Check all the nutted wire splices above fixture 4. I think one of the
neutrals came open and somehow changed the parallel wiring to something such
that two bulbs are powered in series. You should have gone from 4 to 5 to 6
instead of trying to parallel the last two connections. It should have
worked anyway but it setup a situation in fixture 4 with more wires and more
opportunities for miswires. Afterall it was fixture 4 you fooled with that
started the problem. The bulb blowing was irrelevant. The problem happened
when you moved stuff around changing the bulb. It worked once so it was
correctly wired at one time. A short would blow a circuit breaker, an open
is much more likely anyway.
I did this - disconnected #5 and #6 from #4. I also unscrewed wire nuts
at #4 and just hag wires. So if wires are hung at #4 meaning there is
no load voltage is 120V between hot and neutral. However if I screw
just fixture #4 with #5 and #6 disconnected I have 100V hot-neutral and
20 V neutral - ground. I then thought may be something wrong with
fixture #4 and unscrewed it but connected #5 at #4. Some effect,
voltage seems to be divided between hot and neutral relative to ground
depending on load, more load more voltage between neutral and ground
and less voltage between hot and ground. note, that at any case and i
measured it voltage at #3 is 120 V hot -neutral or ground and there is
no voltage between neutral and ground as it is supposed to be. It seems
I have eliminated all objects except that BX cable between #3 and #4.
Of cause I can replace that cable but i still want to understand what
can cause such weird behavior to avoid it in the future.

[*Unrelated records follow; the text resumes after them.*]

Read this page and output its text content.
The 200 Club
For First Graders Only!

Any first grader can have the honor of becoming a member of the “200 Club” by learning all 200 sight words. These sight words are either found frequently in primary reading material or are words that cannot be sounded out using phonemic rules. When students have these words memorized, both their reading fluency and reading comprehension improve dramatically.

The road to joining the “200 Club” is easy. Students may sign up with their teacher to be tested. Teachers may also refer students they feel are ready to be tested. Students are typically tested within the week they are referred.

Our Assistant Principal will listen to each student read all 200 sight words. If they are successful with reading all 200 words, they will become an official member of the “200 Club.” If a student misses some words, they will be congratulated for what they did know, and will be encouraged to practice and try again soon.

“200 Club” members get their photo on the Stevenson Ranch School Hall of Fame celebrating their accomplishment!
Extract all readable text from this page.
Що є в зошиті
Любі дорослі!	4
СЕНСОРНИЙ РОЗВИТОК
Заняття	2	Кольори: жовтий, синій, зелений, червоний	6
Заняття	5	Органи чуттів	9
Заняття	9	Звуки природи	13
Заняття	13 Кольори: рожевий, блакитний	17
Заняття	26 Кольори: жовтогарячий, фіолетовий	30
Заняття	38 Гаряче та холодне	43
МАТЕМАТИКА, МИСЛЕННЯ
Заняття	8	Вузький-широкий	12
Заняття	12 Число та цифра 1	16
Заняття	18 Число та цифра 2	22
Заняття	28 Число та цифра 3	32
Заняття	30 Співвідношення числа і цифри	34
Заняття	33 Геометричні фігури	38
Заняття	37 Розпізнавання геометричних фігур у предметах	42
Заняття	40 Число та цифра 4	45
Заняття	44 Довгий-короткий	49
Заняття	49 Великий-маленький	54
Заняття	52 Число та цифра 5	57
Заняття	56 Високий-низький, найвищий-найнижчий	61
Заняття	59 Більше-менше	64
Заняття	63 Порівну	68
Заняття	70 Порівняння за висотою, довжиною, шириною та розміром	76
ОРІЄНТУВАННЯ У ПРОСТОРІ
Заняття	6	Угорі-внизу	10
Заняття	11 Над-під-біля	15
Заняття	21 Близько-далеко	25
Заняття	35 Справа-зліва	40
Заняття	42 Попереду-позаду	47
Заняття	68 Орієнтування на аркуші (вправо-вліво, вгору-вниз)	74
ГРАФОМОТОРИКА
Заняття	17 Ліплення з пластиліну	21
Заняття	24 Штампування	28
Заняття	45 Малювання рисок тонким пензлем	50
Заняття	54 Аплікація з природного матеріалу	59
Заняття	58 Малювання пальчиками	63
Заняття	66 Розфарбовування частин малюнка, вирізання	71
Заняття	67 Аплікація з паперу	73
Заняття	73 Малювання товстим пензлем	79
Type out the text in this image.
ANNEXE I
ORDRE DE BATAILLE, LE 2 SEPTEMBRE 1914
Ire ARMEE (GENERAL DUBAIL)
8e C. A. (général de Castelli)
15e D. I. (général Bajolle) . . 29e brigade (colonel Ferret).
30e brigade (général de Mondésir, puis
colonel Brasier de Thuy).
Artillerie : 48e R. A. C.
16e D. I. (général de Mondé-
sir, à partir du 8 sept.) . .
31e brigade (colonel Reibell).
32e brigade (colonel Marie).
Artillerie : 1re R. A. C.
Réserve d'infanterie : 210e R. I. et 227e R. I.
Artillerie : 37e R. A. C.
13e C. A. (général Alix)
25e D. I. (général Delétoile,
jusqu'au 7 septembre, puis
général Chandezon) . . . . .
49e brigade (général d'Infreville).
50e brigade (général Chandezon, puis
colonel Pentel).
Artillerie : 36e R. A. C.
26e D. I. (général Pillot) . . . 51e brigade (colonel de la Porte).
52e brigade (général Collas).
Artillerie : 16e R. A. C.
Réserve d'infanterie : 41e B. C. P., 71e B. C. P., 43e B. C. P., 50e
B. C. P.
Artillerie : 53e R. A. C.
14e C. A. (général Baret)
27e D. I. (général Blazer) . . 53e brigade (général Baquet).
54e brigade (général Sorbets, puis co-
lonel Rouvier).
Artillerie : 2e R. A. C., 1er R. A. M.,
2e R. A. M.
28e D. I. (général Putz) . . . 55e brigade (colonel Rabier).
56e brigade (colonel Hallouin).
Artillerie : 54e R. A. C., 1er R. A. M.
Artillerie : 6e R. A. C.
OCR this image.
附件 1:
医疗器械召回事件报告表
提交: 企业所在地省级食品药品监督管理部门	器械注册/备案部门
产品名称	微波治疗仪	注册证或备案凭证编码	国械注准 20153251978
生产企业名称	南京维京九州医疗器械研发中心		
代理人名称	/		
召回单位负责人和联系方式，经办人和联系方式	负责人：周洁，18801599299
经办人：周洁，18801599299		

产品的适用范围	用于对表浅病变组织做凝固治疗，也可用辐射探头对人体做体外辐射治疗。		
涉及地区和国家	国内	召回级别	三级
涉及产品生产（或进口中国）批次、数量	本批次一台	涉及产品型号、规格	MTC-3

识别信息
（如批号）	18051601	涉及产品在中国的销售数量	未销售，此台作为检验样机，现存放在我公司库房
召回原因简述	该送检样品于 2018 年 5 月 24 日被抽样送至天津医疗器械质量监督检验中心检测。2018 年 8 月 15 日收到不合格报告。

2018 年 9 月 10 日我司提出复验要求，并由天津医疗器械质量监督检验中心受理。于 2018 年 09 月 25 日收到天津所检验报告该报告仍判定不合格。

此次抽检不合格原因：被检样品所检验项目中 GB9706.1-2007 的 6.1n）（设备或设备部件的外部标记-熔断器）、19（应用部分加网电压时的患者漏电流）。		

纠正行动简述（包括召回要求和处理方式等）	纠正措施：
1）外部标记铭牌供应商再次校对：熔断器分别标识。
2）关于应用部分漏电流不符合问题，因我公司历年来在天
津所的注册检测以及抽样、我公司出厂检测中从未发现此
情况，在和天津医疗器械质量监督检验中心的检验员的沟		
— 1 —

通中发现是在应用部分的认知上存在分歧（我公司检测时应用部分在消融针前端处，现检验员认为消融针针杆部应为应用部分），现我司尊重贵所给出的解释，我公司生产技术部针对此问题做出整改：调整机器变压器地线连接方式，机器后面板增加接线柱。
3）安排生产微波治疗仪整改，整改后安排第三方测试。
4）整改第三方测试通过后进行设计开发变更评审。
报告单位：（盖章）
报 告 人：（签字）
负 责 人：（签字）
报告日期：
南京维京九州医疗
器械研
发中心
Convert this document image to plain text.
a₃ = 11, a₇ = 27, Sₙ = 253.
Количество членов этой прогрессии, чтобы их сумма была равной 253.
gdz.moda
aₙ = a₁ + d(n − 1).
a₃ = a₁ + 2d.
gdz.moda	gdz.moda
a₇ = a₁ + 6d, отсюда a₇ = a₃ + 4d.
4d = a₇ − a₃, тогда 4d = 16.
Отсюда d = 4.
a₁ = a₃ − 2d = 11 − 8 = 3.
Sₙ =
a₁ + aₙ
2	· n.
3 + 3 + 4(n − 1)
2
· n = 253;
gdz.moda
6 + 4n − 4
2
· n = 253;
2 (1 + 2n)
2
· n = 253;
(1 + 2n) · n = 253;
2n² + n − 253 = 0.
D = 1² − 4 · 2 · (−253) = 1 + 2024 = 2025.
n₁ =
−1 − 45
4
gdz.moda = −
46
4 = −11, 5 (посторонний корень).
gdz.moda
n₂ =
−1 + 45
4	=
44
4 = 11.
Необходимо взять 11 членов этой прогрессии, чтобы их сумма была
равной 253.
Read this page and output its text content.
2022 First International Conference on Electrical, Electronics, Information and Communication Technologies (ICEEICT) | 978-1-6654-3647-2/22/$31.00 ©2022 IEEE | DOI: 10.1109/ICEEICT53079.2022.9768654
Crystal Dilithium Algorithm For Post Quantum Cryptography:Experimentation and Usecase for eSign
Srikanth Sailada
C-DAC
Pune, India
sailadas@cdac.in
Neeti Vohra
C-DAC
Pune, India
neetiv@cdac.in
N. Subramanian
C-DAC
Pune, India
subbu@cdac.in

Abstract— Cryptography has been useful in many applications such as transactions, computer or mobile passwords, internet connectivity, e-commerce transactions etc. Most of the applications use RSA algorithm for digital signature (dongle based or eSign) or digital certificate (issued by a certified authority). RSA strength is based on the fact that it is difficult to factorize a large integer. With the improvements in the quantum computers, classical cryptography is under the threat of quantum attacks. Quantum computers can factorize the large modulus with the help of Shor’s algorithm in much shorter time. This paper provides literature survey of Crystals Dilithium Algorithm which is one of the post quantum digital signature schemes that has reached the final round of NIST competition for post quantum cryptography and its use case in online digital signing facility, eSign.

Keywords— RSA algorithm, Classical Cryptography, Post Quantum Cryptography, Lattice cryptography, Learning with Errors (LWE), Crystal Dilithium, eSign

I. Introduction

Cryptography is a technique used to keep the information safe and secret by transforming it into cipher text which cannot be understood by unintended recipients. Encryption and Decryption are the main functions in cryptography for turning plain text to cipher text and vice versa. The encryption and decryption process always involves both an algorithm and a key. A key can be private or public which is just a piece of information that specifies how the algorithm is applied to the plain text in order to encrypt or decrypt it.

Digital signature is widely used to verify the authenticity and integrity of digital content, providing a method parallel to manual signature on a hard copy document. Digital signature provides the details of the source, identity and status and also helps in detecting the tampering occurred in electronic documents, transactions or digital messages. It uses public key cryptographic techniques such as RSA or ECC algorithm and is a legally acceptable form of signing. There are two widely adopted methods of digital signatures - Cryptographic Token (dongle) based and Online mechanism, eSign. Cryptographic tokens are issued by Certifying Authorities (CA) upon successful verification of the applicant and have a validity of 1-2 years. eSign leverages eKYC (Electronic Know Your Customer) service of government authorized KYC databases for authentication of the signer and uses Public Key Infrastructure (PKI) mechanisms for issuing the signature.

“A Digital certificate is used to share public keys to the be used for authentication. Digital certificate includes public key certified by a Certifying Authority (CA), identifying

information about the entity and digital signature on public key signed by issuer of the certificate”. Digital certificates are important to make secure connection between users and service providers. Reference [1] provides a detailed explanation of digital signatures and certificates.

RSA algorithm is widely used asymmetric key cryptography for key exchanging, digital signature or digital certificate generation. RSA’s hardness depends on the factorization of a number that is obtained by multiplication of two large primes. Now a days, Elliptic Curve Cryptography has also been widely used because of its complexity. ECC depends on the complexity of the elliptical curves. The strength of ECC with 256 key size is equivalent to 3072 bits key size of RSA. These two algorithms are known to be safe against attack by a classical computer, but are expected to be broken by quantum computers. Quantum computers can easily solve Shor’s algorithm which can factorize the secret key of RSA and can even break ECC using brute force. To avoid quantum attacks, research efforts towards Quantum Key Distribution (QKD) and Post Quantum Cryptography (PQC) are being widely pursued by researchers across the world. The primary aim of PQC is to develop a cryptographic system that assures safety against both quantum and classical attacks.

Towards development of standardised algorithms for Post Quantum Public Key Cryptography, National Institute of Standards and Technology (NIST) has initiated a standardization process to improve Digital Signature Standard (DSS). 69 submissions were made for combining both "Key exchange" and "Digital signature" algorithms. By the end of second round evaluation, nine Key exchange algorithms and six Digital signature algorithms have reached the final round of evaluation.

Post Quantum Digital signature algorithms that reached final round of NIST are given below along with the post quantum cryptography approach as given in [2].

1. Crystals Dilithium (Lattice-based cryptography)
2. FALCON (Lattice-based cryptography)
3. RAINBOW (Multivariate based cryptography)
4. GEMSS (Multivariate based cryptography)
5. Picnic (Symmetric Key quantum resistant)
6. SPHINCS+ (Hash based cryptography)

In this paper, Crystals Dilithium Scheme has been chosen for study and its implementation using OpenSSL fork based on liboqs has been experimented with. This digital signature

Sasha, What you just did here was a load test of the circuit up to that
point. This proves that the problem is ahead of #4. If you do a similar
load test at #3 and it passes the test, the problem is between there
and #4. I would completely take the wire nuts off and remake all
connections. This is with the proper gage wire stripper and with new
wire nuts. I use a pliers to twist the leads together (clean and
shiney) as well as to twist on the wire nut. If after this it fails the
load test at #4 and passes at #3 pull out that run of BX out and
replace it! If you're curious why it failed you will have to perform an
autopsy on that piece of BX. Unwrapping all the armor or pulling all
the wire out of it and checking it all. You'll probably find a broken
conductor somewhere in that run. Most likely there's a bad junction
that you're not catching. usually a broken conductor leading into a
junction that was partially nicked through then failed.